Irony, anybody?
Under severe drought since last summer, Raleigh, N.C., may run out of water by June, according to a press release from the city government.
Meanwhile, each day 400,000 gallons of city tap water (estimated) goes into a bottling plant and comes out as a brand-name bottled water, Aquafina. Under drought restrictions, that equals the daily water consumption of more than 11,000 people.
More below the fold.
Pepsico's Aquafina is not the only brand-name water to originate at the tap, as CNN viewers learned when the company admitted the source of its water last fall. Coca-Cola's Dasani is another. Even without a drought, the value to taxpayers in this business seems dubious.
Critics charge the bottled water industry adds plastic to landfills, uses too much energy by producing and shipping bottles across the world and undermines confidence in the safety and cleanliness of public water supplies, all while much of the world's population is without access to clean water.

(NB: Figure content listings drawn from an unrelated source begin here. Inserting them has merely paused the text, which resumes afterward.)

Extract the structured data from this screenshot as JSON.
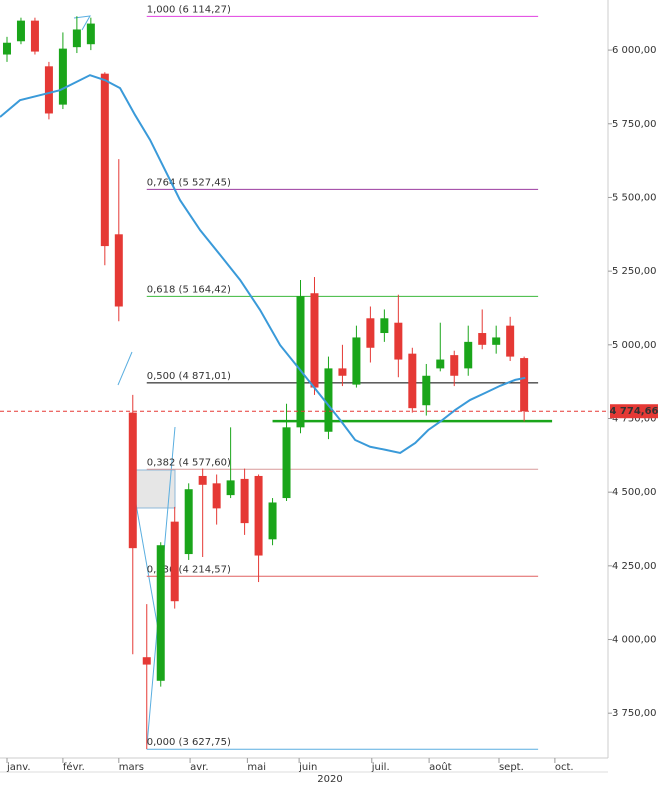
{
  "chart_data": {
    "type": "candlestick",
    "up_color": "#1aa51a",
    "down_color": "#e53935",
    "open": [
      5985,
      6030,
      6100,
      5945,
      5815,
      6010,
      6020,
      5920,
      5375,
      4770,
      3940,
      3860,
      4400,
      4290,
      4555,
      4530,
      4490,
      4545,
      4555,
      4340,
      4480,
      4720,
      5175,
      4705,
      4920,
      4865,
      5090,
      5040,
      5075,
      4970,
      4795,
      4920,
      4965,
      4920,
      5040,
      5000,
      5065,
      4955
    ],
    "high": [
      6045,
      6110,
      6110,
      5960,
      6060,
      6115,
      6110,
      5925,
      5630,
      4830,
      4120,
      4330,
      4450,
      4530,
      4580,
      4560,
      4720,
      4580,
      4560,
      4480,
      4800,
      5220,
      5230,
      4960,
      5000,
      5065,
      5130,
      5120,
      5170,
      4990,
      4935,
      5075,
      4980,
      5065,
      5120,
      5065,
      5095,
      4960
    ],
    "low": [
      5960,
      6020,
      5985,
      5765,
      5800,
      5990,
      6000,
      5270,
      5080,
      3950,
      3628,
      3840,
      4105,
      4270,
      4280,
      4390,
      4480,
      4355,
      4195,
      4320,
      4470,
      4700,
      4830,
      4680,
      4860,
      4855,
      4940,
      5010,
      4890,
      4770,
      4760,
      4910,
      4860,
      4895,
      4985,
      4970,
      4945,
      4740
    ],
    "close": [
      6025,
      6100,
      5995,
      5785,
      6005,
      6070,
      6090,
      5335,
      5130,
      4310,
      3915,
      4320,
      4130,
      4510,
      4525,
      4445,
      4540,
      4395,
      4285,
      4465,
      4720,
      5165,
      4855,
      4920,
      4895,
      5025,
      4990,
      5090,
      4950,
      4785,
      4895,
      4950,
      4895,
      5010,
      5000,
      5025,
      4960,
      4774.66
    ],
    "moving_average": {
      "color": "#3a9ad9",
      "x": [
        -0.5,
        0.93,
        2.36,
        3.79,
        5.94,
        7.01,
        8.09,
        9.16,
        10.24,
        11.31,
        12.38,
        13.82,
        15.25,
        16.68,
        18.11,
        19.54,
        20.97,
        22.4,
        23.84,
        24.91,
        25.98,
        27.06,
        28.13,
        29.21,
        30.14,
        30.99,
        32.07,
        33.14,
        34.22,
        35.29,
        36.36,
        37.08
      ],
      "values": [
        5773,
        5830,
        5847,
        5864,
        5915,
        5898,
        5871,
        5780,
        5695,
        5593,
        5491,
        5389,
        5305,
        5220,
        5118,
        4999,
        4915,
        4830,
        4745,
        4677,
        4654,
        4644,
        4633,
        4667,
        4711,
        4739,
        4779,
        4813,
        4837,
        4861,
        4881,
        4888
      ]
    },
    "fib_levels": [
      {
        "label": "1,000 (6 114,27)",
        "value": 6114.27,
        "color": "#e040e0"
      },
      {
        "label": "0,764 (5 527,45)",
        "value": 5527.45,
        "color": "#9c3ca0"
      },
      {
        "label": "0,618 (5 164,42)",
        "value": 5164.42,
        "color": "#3cb83c"
      },
      {
        "label": "0,500 (4 871,01)",
        "value": 4871.01,
        "color": "#000000"
      },
      {
        "label": "0,382 (4 577,60)",
        "value": 4577.6,
        "color": "#d89a9a"
      },
      {
        "label": "0,236 (4 214,57)",
        "value": 4214.57,
        "color": "#e06060"
      },
      {
        "label": "0,000 (3 627,75)",
        "value": 3627.75,
        "color": "#5aaee0"
      }
    ],
    "support_line": {
      "value": 4741,
      "color": "#1aa51a"
    },
    "last_price": {
      "value": 4774.66,
      "label": "4 774,66",
      "color": "#e53935"
    },
    "ylim": [
      3598,
      6170
    ],
    "yticks": [
      {
        "value": 3750,
        "label": "3 750,00"
      },
      {
        "value": 4000,
        "label": "4 000,00"
      },
      {
        "value": 4250,
        "label": "4 250,00"
      },
      {
        "value": 4500,
        "label": "4 500,00"
      },
      {
        "value": 4750,
        "label": "4 750,00"
      },
      {
        "value": 5000,
        "label": "5 000,00"
      },
      {
        "value": 5250,
        "label": "5 250,00"
      },
      {
        "value": 5500,
        "label": "5 500,00"
      },
      {
        "value": 5750,
        "label": "5 750,00"
      },
      {
        "value": 6000,
        "label": "6 000,00"
      }
    ],
    "xlim": [
      -0.5,
      43
    ],
    "xticks": [
      {
        "value": 0,
        "label": "janv."
      },
      {
        "value": 4,
        "label": "févr."
      },
      {
        "value": 8,
        "label": "mars"
      },
      {
        "value": 13.1,
        "label": "avr."
      },
      {
        "value": 17.2,
        "label": "mai"
      },
      {
        "value": 20.9,
        "label": "juin"
      },
      {
        "value": 26.1,
        "label": "juil."
      },
      {
        "value": 30.2,
        "label": "août"
      },
      {
        "value": 35.2,
        "label": "sept."
      },
      {
        "value": 39.2,
        "label": "oct."
      }
    ],
    "year_label": "2020"
  }
}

But industry observers said such opposition is unlikely to drain U.S. sales of bottled water, which reached 2.6 billion cases in 2006, according to Beverage Digest. The industry newsletter estimated that U.S. consumers spent about $15 billion on bottled water last year. "Consumers have an affection for bottled water. It's not an issue of taste or health, it's about convenience," the newsletter's publisher, John Sicher, said.
Recently adopted "Stage Two" water restrictions in Raleigh will affect some businesses, notably landscapers, car washes, builders and restaurants. Lesser restrictions have been in place since August. Citizens have been advised to take 5-minute showers and try to keep total personal water use under 35 gallons a day.
Meanwhile,
The [bottling] company has ordered hundreds of thousands of dollars' worth of equipment that it expects will save up to 10 million gallons of water a year, but such savings will be offset by expansion. Pepsi's goal is to increase the capacity at its plant by 7 percent in 2008, which will require 11 million gallons of additional water.

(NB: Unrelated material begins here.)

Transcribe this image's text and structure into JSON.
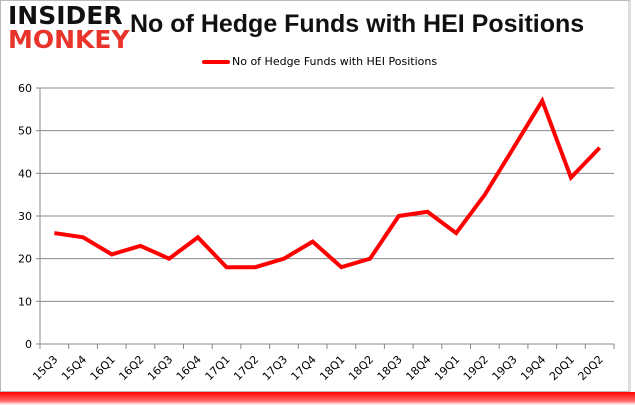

A councilman from neighboring Durham who was originally reported as calling for for a boycott over the matter has told the News and Observer that he didn't actually go that far.
"I don't do boycotts," Brown said at a Thursday council meeting.
But Brown said he's glad his criticism of Pepsi Bottling Ventures helped draw attention to the issue of large users of Falls Lake water. Durham does not draw from Falls Lake but does rely on water from reservoirs upstream of the lake.
On Thursday, he held up a bottle of water given to him before the meeting. It was called "Aqua Bull," a reference to Durham's Bull City nickname. The label read "refill with tap water."
Meanwhile, the News and Observer story on the bottling plant for some reason uncharacteristically led off almost like an editorial -- purpose, pooh-pooh the flap over the bottling plant.
The region's punishing drought has made Pepsi Bottling Ventures in Garner a favorite punching bag. The company, which does not rank among the Raleigh water system's top five users and which uses less than 1 percent of its water, has been painted as a villain by some residential customers, green-thumb types and even a Durham city councilman -- whose city supplies no water to Pepsi at all.
Move along here, nothing to see. Wait a minute, "Does not rank among the top five?" Uh, actually, it just happens to rank No. 6. "Uses less than 1 percent?" Uh, actually, uses more than the entire municipal government.
The lead sounds like someone on the business side of the News and Observer maybe lunches with someone from Pepsico. But the reporter did his job -- the information is in there.
RALEIGH'S 10 BIGGEST WATER CUSTOMERS
between July 1, 2006, and June 30, 2007. 1. N.C. State University 2. State of North Carolina 3. Ajinomoto 4. Wake County 5. Mallinckrodt 6. Pepsi Bottling Ventures 7. City of Raleigh 8. WakeMed 9. UDRT of NC 10.Town of Holly Springs
(By the way, Ajinomoto is food processing. Mallinckrodt is pharmaceuticals.)
It's also true that
The company...employs more than 400 people in Garner and at its Raleigh headquarters...
Water bills are secret in North Carolina, but
...Brown, the Durham councilman, said the company draws 400,000 gallons a day from Falls Lake and bottles it as Aquafina. Reimer declined to respond to Brown's assertion, other than to note that Pepsi accounts for less than 1 percent of the water distributed by Raleigh, which has averaged about 40.6 million gallons a day over the last month.
If correct, at 35 gallons a day, that's enough water for the household use of some 11,428 individuals.
Next?
Raleigh is currently drawing up its next stage of rules, dubbed Stage 3, although those may not target Pepsi directly.
Mayor Charles Meeker said the next likely targets would be large office buildings, apartment buildings and other locations where the tenants are not paying the water bill directly.